Isn
’t it strange how some of the best things for us to do are
things we want to do the least?
Isn’t it strange how some of the best things for us to do are things we want to do the least?
For example: Last week I was not a happy girl. Inside my mouth, a white-knuckled kind of hurting was sending shock waves upward, threatening to blow off the top of my head. Several days of this distress brought my behavior to a chronic state of crankiness, causing my husband to search our marriage certificate for signs of a loophole.
I thought I had canker sores.
Talk about denial – I stubbornly held onto the canker sores theory. Although I was unable to actually see anything in the nether regions of my mouth, I knew they were there. Hundreds of them. As the throbbing radiated up my cheekbone into my temple and reverberated in my eye socket, I knew that this was temporary. If I ignored it, it would go away.
By about day nine the light was dawning, and my aching mouth and I went downtown for an overdue visit with my dentist. Some shadowy business appearing in the x-ray confirmed I needed the Big Daddy of dreaded dental procedures: a root canal. This did little to elevate my happiness factor.
Let’s be honest here. Large-scale tooth procedures aren’t something we pay for with loose pocket change we find between the sofa cushions. Unfortunately, we tend to take better care of our cars than we do our teeth. We spend money like water on home electronics centers and vacations. Personally, I mourned the yummy facials, mudpacks and spa visits that this outlay to my dentist would have procured.
Twenty-four hours later at his office, I was ready to sign over the house to him.
I hadn’t a clue what the next 60 minutes would entail, but I was crying “Uncle,” desperate for relief. This root canal was my first, but extractions aren’t an option for me as I’ve grown quite (literally) attached to my teeth. I know that with proper care they can last a lifetime, and I am fighting to keep every single one of my pearly whites in tact.
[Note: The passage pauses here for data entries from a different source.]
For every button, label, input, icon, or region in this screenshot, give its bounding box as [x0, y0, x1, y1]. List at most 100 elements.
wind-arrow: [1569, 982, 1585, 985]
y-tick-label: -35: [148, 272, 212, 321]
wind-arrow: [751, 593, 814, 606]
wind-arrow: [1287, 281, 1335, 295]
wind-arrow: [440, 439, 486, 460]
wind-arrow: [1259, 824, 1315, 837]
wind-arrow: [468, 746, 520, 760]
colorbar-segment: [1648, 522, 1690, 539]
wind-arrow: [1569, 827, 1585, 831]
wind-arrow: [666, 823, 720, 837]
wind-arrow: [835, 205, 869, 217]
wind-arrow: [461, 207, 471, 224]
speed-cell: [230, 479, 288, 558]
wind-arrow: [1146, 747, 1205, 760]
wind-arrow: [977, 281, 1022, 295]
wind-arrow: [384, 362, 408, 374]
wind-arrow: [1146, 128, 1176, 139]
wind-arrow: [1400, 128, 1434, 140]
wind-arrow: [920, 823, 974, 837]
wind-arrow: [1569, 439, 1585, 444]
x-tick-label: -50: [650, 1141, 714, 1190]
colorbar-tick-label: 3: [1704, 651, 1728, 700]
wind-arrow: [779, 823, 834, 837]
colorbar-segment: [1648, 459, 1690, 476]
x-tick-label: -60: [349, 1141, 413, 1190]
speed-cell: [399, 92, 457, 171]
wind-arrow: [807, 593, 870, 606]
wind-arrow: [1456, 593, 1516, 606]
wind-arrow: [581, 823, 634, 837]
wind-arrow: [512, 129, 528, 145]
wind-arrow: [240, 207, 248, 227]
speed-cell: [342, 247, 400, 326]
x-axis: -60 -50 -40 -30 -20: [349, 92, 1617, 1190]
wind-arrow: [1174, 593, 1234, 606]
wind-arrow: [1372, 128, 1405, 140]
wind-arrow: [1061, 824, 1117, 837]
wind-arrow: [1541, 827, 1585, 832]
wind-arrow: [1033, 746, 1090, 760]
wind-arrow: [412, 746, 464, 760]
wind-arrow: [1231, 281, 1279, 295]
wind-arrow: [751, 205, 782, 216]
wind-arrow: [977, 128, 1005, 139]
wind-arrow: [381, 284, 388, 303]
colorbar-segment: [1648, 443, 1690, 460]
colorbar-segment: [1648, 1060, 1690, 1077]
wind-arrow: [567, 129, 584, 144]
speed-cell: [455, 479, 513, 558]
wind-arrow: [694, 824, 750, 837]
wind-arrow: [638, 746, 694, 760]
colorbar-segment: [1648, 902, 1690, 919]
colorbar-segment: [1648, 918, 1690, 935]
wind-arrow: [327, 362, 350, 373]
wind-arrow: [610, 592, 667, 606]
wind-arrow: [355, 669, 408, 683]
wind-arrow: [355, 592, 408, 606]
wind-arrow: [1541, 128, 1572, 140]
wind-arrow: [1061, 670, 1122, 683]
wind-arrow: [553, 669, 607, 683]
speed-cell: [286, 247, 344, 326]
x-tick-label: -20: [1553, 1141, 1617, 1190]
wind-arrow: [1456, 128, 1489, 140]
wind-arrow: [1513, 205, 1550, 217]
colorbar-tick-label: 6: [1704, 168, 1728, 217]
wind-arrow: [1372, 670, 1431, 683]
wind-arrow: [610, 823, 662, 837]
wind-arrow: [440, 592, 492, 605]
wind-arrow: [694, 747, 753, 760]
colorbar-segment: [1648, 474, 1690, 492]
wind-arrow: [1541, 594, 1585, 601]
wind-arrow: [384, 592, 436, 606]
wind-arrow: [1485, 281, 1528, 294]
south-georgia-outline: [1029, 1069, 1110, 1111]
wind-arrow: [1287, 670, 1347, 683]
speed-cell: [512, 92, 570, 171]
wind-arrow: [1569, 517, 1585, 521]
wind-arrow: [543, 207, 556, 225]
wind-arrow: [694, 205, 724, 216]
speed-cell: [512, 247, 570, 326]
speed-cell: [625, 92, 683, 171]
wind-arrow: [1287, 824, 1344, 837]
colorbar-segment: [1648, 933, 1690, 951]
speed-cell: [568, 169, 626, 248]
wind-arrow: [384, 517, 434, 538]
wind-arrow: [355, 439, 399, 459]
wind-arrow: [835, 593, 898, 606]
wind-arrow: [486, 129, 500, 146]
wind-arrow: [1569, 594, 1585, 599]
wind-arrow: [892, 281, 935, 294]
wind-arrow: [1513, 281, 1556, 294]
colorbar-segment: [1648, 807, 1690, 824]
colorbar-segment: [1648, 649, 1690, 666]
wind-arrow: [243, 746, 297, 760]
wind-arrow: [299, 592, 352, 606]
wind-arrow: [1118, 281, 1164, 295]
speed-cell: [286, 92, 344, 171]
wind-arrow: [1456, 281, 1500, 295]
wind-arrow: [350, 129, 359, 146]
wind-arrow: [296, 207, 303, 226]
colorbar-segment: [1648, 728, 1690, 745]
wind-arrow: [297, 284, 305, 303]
Reclined headfirst in the dental chair like a Space Shuttle astronaut, I welcomed the anesthetic the way a drowning man seizes a life raft. As this miracle of modern medicine spread through my system I wondered, incredulously, why I’d waited so long for relief.
I shut my eyes and gave myself up to the experience. The sum of my being was focused on one tiny bit of real estate in the upper left side of my mouth. I was stunned that there was no pain – just some pressure and the usual noise from some pretty sophisticated dental tools.
Barely an hour later, he had finished the canal and inserted a temporary filling.
“You did good,” my dentist congratulated me.
“No, YOU did good,” I corrected him, or at least that’s what I meant to say. Blessed numbness was having its effect on my speaking abilities.
Deprived of the pleasures of hot and cold foods for over a week, I hurried to my favorite coffee place for the latte I’d been denied for so long.
“Mmnnhm Nahfffhhhaa Lahhhlaaa,” I cheerily requested of the young lady behind the counter.
“Excuse me?” she asked. Not to be deterred, I tried again, but this time she was tuned in to my new dialect.
“Ohhhh…you want a medium nonfat latte?” Ecstatically, I nodded in the affirmative. She turned on her magic machine as I waited in a rapture of anticipation.
Drooling, undoubtedly, down the front of my sweater, I’d never been so happy.